Nurse navigators should consider sustainability strategies to ensure that their progress remains.
Jace Longnecker, BA, MBA, CCL
Jace Longnecker, BA, MBA, CCL
If one day for any reason you stopped going to your job as a navigator, would the people who follow you be able to pick up where you left off, or would they be stuck trying to reinvent the wheel? Are you building a legacy with your role so that those who come after you can stand on your shoulders and go even further than you, or are you setting them up for failure? Navigators need to start thinking of how we can sustain the progress we have worked so hard to attain.
Process Manuals as Living Documents
The way that you help patients overcome barriers to care may seem second nature to you, but you may well find that your common sense is quite uncommon, and the process is more complicated than you had imagined.
Experienced navigators need to write down our common processes. For example, you may refer all of your patients with head and neck cancer to a nutritionist as part of your care coordination. Write down exactly how you accomplish this, what information is required, and to whom the referral is sent. Include the referral form as an appendix, along with any common problems with the referrals and how you have overcome them. Be as detailed as possible, and try to make the language accessible so that anyone can read it.
Put together a binder of all of your processes, or make an electronic document if at all possible so that you can disseminate the knowledge efficiently to all who need it. Remember that process manuals are living documents. Be prepared to make changes as they come.
Navigators need to start thinking of how we can sustain the progress we have worked so hard to attain.
Resource Database in the Cloud
There seems to be a ubiquitous binder in every case manager, navigator, and social worker's shelf full of notes about resources that may or may not actually work. These binders often contain outdated information, making the binder an unreliable waste of space even though it may contain some useful resources.
Our team came up with a simple but effective replacement for the binder; we created a spreadsheet database. It wasn't the most elegant solution, but it was free, and we were able to distribute it across our entire state instantly.
First, we vet all of the resources before placing them in our approved resource list. We exclude resources that do not return our calls or emails. As we communicate with the resource agencies, we confirm and record eligibility information. For continuity's sake, we commit to vet the resources as a team every 6 months. It is surprising how many resources can become defunct within that time span.
Second, we take the approved resource list and enter all of the relevant information onto uniform factsheets created for each resource. The template includes space for contact information, eligibility requirements, nature of assistance offered, and any special notes that could be relevant to the navigator or patient. The factsheets are saved in an electronic folder.
Third, we enter the basic information created for each resource into a spreadsheet, organized across 3 columns: (1) resource name hyperlinked to its respective factsheet, (2) location, and (3) resource type, for example, transportation, support, non-medical bills, and housing. We restrict the resource types to 20 unique terms to make it easier for the navigator to sort the terms for the patient’s specific needs when looking for resources.
Fourth, we use zip software to combine the spreadsheet and resources into a single folder, making sure that all patient health information is deleted from the resource files to prevent violating HIPAA. We upload to a cloud service like Dropbox or Google Drive, enable sharing options, and send the link to all personnel who should access it.
If your hospital system employs database programmers, by all means, use them to create a more refined version, but always take the time to vet the resources periodically. This database can be an invaluable tool to your team and serve them well in case you are absent.

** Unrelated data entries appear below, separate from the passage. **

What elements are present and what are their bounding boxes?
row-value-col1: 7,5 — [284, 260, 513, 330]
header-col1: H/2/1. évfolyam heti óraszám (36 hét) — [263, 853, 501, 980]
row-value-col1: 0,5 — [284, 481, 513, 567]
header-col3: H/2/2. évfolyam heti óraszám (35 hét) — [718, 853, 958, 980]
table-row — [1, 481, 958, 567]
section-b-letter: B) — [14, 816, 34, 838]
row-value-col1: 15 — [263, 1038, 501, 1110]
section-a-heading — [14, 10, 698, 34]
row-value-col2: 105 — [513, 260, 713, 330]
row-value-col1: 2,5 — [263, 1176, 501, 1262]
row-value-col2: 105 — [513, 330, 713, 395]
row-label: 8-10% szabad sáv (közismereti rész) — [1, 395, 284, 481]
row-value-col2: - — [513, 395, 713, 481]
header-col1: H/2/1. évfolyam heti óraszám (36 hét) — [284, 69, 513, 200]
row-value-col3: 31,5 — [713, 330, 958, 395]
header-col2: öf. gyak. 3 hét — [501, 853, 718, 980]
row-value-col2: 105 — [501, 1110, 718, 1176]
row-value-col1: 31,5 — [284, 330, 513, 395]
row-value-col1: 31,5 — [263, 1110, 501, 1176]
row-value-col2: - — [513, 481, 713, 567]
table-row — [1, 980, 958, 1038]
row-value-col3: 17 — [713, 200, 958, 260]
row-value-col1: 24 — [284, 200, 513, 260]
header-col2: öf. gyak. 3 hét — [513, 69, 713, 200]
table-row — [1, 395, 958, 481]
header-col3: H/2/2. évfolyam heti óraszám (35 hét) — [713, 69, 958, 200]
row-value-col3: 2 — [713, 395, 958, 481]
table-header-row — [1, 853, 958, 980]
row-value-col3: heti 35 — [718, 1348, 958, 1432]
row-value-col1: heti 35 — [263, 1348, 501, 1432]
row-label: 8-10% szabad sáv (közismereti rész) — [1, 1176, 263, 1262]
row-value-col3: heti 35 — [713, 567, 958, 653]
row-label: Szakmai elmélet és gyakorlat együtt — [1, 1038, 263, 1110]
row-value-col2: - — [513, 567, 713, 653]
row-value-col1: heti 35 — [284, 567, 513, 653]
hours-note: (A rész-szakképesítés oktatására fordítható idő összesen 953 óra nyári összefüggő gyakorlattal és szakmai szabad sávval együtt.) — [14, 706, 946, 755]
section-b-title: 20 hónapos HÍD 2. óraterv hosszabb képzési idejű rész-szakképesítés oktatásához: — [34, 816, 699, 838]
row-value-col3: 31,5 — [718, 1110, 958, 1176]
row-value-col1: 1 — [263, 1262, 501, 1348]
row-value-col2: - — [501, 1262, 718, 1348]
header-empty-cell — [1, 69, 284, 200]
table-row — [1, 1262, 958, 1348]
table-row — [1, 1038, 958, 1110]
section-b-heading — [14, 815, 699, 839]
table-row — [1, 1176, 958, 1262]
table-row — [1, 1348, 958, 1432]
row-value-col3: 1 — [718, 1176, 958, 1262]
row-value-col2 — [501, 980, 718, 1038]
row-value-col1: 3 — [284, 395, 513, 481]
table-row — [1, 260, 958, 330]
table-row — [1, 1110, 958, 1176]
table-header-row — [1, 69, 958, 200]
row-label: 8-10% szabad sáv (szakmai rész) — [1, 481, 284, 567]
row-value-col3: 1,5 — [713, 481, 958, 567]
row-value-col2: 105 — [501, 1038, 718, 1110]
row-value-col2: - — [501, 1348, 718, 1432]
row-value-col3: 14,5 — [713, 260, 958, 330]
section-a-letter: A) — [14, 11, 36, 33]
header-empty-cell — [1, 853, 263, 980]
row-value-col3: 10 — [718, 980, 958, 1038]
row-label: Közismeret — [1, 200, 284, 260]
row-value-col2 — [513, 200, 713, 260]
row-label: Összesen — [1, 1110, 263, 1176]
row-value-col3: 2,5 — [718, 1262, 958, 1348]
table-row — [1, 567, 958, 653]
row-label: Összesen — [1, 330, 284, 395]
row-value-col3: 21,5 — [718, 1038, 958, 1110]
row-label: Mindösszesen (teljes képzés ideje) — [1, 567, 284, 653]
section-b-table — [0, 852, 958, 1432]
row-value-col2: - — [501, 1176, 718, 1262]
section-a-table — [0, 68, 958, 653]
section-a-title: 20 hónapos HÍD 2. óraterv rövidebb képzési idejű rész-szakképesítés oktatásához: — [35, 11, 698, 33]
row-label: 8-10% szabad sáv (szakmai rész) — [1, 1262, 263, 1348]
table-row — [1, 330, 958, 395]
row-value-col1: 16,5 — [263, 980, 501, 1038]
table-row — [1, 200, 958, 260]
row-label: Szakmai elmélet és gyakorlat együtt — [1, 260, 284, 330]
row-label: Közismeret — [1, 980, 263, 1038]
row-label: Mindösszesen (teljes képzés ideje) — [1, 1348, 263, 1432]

Manuals and databases sustain navigation by improving continuity, but revenue-generating programs will sustain navigation on many different levels. You could hire more staff, prove your monetary worth to corporate leaders, and give your patients better access to care.
Demonstrating Your Value
One of the strengths of navigation is that we can anticipate problems before they occur and arrange for the appropriate screening. In Georgia, we can screen patients with breast and cervical cancer who are self-pay for eligibility for the Women's Health Medicaid program. We also screen Medicare patients for eligibility for QMB (Medicaid’s Qualified Medicare Beneficiary program), as well as for the “Extra Help” program for individuals who need assistance paying for Medicare’s Part D drug coverage. See if your hospital offers any COBRA premium assistance programs to help the recently unemployed maintain their coverage for treatment. Copay and pharmacy replacement programs can also bring in revenue.

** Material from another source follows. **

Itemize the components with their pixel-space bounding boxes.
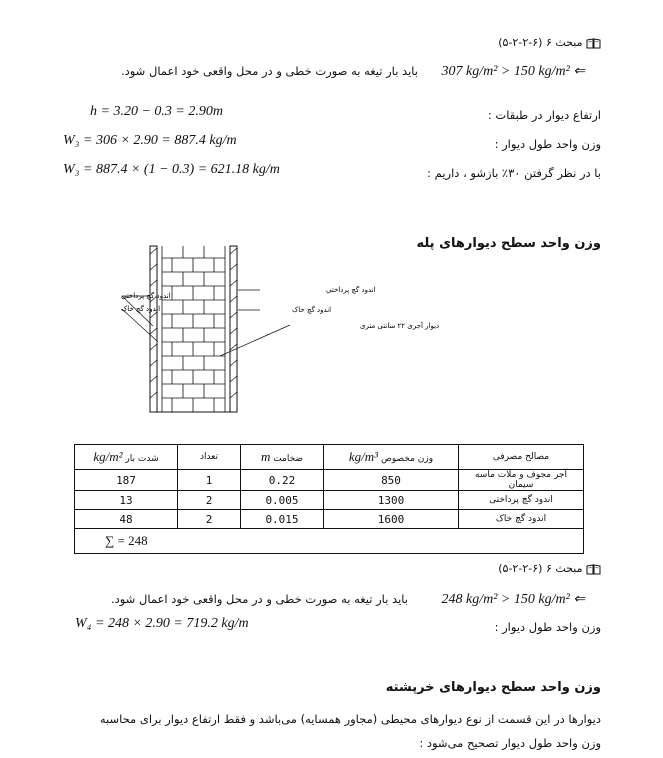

Availability of these programs will depend on your location. Sometimes our own organization's systems are so large and disconnected that they don't share patient insurance information. Share the information with your organization's billers. Sometimes you are referred insured patients that supposedly are not covered for certain services; make the call to the insurance company yourself with the proper ICD-10 and CPT codes to confirm this. I have found many times that patients are covered—by confirming coverage, we retain paying patients.

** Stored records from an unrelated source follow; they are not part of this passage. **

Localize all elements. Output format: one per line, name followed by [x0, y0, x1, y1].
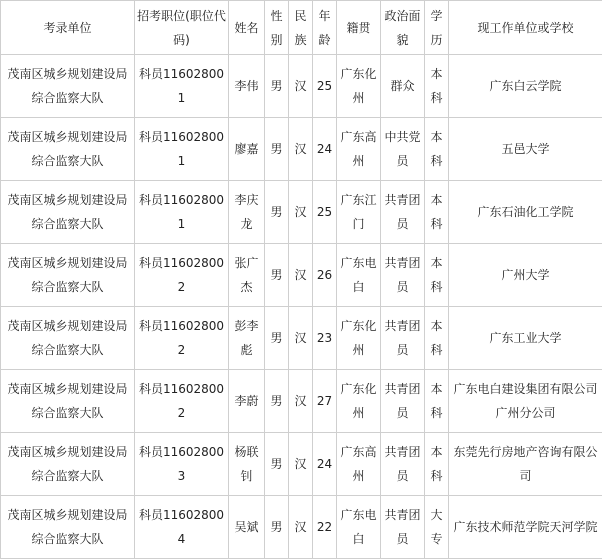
cell-age: 23 — [313, 307, 337, 370]
header-position: 招考职位(职位代码) — [135, 1, 229, 55]
header-unit: 考录单位 — [1, 1, 135, 55]
cell-position: 科员116028001 — [135, 55, 229, 118]
cell-workplace: 广东石油化工学院 — [449, 181, 602, 244]
cell-origin: 广东化州 — [337, 55, 381, 118]
cell-name: 杨联钊 — [229, 433, 265, 496]
cell-age: 25 — [313, 181, 337, 244]
cell-political: 共青团员 — [381, 181, 425, 244]
table-row — [1, 181, 602, 244]
cell-age: 22 — [313, 496, 337, 559]
cell-gender: 男 — [265, 496, 289, 559]
header-row — [1, 1, 602, 55]
cell-origin: 广东化州 — [337, 307, 381, 370]
cell-gender: 男 — [265, 55, 289, 118]
cell-ethnicity: 汉 — [289, 181, 313, 244]
cell-education: 本科 — [425, 370, 449, 433]
cell-age: 25 — [313, 55, 337, 118]
cell-gender: 男 — [265, 244, 289, 307]
table-row — [1, 307, 602, 370]
cell-origin: 广东高州 — [337, 118, 381, 181]
cell-name: 张广杰 — [229, 244, 265, 307]
cell-political: 共青团员 — [381, 370, 425, 433]
cell-ethnicity: 汉 — [289, 118, 313, 181]
cell-workplace: 广东工业大学 — [449, 307, 602, 370]
cell-ethnicity: 汉 — [289, 244, 313, 307]
table-row — [1, 496, 602, 559]
cell-unit: 茂南区城乡规划建设局综合监察大队 — [1, 370, 135, 433]
cell-age: 26 — [313, 244, 337, 307]
cell-education: 本科 — [425, 181, 449, 244]
cell-position: 科员116028002 — [135, 244, 229, 307]
cell-workplace: 广东电白建设集团有限公司广州分公司 — [449, 370, 602, 433]
cell-origin: 广东高州 — [337, 433, 381, 496]
cell-unit: 茂南区城乡规划建设局综合监察大队 — [1, 307, 135, 370]
cell-political: 群众 — [381, 55, 425, 118]
table-header — [1, 1, 602, 55]
cell-unit: 茂南区城乡规划建设局综合监察大队 — [1, 496, 135, 559]
cell-education: 大专 — [425, 496, 449, 559]
cell-name: 李庆龙 — [229, 181, 265, 244]
cell-age: 27 — [313, 370, 337, 433]
cell-origin: 广东电白 — [337, 244, 381, 307]
header-name: 姓名 — [229, 1, 265, 55]
cell-position: 科员116028002 — [135, 307, 229, 370]
header-gender: 性别 — [265, 1, 289, 55]
cell-education: 本科 — [425, 244, 449, 307]
cell-ethnicity: 汉 — [289, 55, 313, 118]
header-age: 年龄 — [313, 1, 337, 55]
cell-position: 科员116028002 — [135, 370, 229, 433]
cell-education: 本科 — [425, 433, 449, 496]
header-workplace: 现工作单位或学校 — [449, 1, 602, 55]
header-origin: 籍贯 — [337, 1, 381, 55]
cell-unit: 茂南区城乡规划建设局综合监察大队 — [1, 181, 135, 244]
header-political: 政治面貌 — [381, 1, 425, 55]
cell-unit: 茂南区城乡规划建设局综合监察大队 — [1, 118, 135, 181]
table-body — [1, 55, 602, 559]
cell-political: 共青团员 — [381, 244, 425, 307]
cell-ethnicity: 汉 — [289, 370, 313, 433]
cell-workplace: 东莞先行房地产咨询有限公司 — [449, 433, 602, 496]
cell-ethnicity: 汉 — [289, 433, 313, 496]
cell-gender: 男 — [265, 370, 289, 433]
cell-ethnicity: 汉 — [289, 307, 313, 370]
cell-education: 本科 — [425, 118, 449, 181]
cell-gender: 男 — [265, 118, 289, 181]
cell-origin: 广东电白 — [337, 496, 381, 559]
cell-gender: 男 — [265, 181, 289, 244]
cell-origin: 广东化州 — [337, 370, 381, 433]
cell-political: 共青团员 — [381, 433, 425, 496]
table-row — [1, 55, 602, 118]
cell-name: 吴斌 — [229, 496, 265, 559]
cell-education: 本科 — [425, 55, 449, 118]
cell-position: 科员116028001 — [135, 118, 229, 181]
cell-name: 李伟 — [229, 55, 265, 118]
cell-position: 科员116028004 — [135, 496, 229, 559]
cell-political: 共青团员 — [381, 307, 425, 370]
table-row — [1, 118, 602, 181]
cell-ethnicity: 汉 — [289, 496, 313, 559]
cell-gender: 男 — [265, 307, 289, 370]
cell-name: 彭李彪 — [229, 307, 265, 370]
cell-workplace: 广州大学 — [449, 244, 602, 307]
cell-name: 李蔚 — [229, 370, 265, 433]
cell-age: 24 — [313, 118, 337, 181]
cell-unit: 茂南区城乡规划建设局综合监察大队 — [1, 55, 135, 118]
header-ethnicity: 民族 — [289, 1, 313, 55]
cell-gender: 男 — [265, 433, 289, 496]
cell-position: 科员116028003 — [135, 433, 229, 496]
table-row — [1, 433, 602, 496]
cell-workplace: 广东技术师范学院天河学院 — [449, 496, 602, 559]
header-education: 学历 — [425, 1, 449, 55]
cell-origin: 广东江门 — [337, 181, 381, 244]
cell-age: 24 — [313, 433, 337, 496]
cell-political: 中共党员 — [381, 118, 425, 181]
cell-workplace: 广东白云学院 — [449, 55, 602, 118]
cell-workplace: 五邑大学 — [449, 118, 602, 181]
table-row — [1, 244, 602, 307]
cell-political: 共青团员 — [381, 496, 425, 559]
cell-unit: 茂南区城乡规划建设局综合监察大队 — [1, 244, 135, 307]
table-row — [1, 370, 602, 433]
cell-name: 廖嘉 — [229, 118, 265, 181]
cell-unit: 茂南区城乡规划建设局综合监察大队 — [1, 433, 135, 496]
cell-position: 科员116028001 — [135, 181, 229, 244]
cell-education: 本科 — [425, 307, 449, 370]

Keep a record of all of the successful cases you have helped, using these revenue-generating strategies and programs. It is a win—win for both your organization and the patient, who in many cases gains better access to care.
These simple and free strategies will help you to sustain your navigation program, build your legacy, and demonstrate that your team is beneficial to your organization.
Jace Longnecker, BA, MBA, CCL, is a lay navigator at Northside Hospital in Atlanta.